Webkit had to request changes to the tests in in Acid2.
The Wikipedia page mentions that Acid3 was also updated to match Firefox's change in behavior:
"On 2 April 2010, Ian Hickson made minor changes to the test after Mozilla, due to privacy concerns, altered the way Gecko handles the :visited pseudo-class."
There's http://html5test.com/ (which is only so-so as a test, since last I checked it only tests whether a feature is feature-detectable, not whether it actually _works_ or anything, for the most part; see the "input element types" section in Safari 5, say).
Once IE is passing Acid3 or close to it, Hixie was going to consider working on Acid4, maybe.
Note, by the way, that most of the point of the Acid2/3 tests is not to push new functionality as much as to push correct implementation of _old_ functionality: stuff that's been specced for a while but is buggily implemented. This was less true of Acid3 than Acid2; last I heard the plan was for Acid4 to be more like Acid2 in this regard.
So are you really looking for new stuff, or correctly implemented stuff? ;)
The article does not sound like that at all. There is not even a hint of the assertion that the browsers that do implement part of the SVG spec only did so in order to game the acid test.
It may remind you of such affairs, but people are likely to come away from your comment with a wrong impression of the article.

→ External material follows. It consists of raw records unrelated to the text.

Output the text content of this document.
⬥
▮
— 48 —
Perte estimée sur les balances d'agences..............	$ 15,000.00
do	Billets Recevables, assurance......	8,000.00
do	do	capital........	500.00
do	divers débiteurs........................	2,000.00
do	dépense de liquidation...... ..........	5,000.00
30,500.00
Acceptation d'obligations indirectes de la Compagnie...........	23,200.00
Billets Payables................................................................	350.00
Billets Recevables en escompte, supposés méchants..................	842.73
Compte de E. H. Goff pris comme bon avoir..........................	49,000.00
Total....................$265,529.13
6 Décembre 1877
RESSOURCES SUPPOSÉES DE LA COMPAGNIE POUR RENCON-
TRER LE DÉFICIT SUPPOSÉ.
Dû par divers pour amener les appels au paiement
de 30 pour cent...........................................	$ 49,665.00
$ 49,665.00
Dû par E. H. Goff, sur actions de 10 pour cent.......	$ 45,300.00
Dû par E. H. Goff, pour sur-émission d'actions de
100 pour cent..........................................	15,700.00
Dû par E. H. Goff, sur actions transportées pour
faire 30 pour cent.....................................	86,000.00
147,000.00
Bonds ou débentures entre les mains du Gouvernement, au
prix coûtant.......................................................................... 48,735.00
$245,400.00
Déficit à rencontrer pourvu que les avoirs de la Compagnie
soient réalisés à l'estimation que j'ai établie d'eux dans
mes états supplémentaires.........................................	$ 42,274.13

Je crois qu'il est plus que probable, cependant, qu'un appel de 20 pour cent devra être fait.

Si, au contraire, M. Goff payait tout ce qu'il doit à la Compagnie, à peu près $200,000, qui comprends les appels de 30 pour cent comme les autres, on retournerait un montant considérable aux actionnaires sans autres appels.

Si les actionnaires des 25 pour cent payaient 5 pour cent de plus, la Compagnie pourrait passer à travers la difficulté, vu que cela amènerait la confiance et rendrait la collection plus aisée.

> I wrote this post since there isn’t a highly ranked piece on this if you search for “Firefox Acid3,” and there should be. Hopefully my site’s search engine ranking can be useful for something.
Am I missing something? Is his site supposed to have great google mojo? I ran the search he specified, as well as several variants, and couldn't find him in the first 12 pages. OTOH, Wikipedia's article on Acid3 [1], which is Google's first result, makes much the same point as he does. In fact, it cites him, which is probably a bad thing, given it's a blog.
Has anybody used SVG fonts on the Web? I'm curious.
I realize that there's a bit of a chicken-and-egg problem with browsers not supporting it, but it seems to me that the really good features start picking up traction even when only a few browsers support it (e.g. CSS transitions and animations, the latter of which Firefox still doesn't support).
If you wanted webfonts on iOS versions before 4, you had to use SVG fonts on that platform. They weren't great though, and having the choice to use TTF/OTF now is much better.
Uh... did you read the article? Did you read Robert O'Callahan's blog post it links to?
We sure can implement a broken version of SVG Fonts just to pass Acid3. We think doing that is 1) unethical and 2) bad for the web. So we're not going to do that.
It's not a technical difficulty. It's pointless, because WOFF does everything SVG fonts do, but is actually supported by font foundries and the Web in general.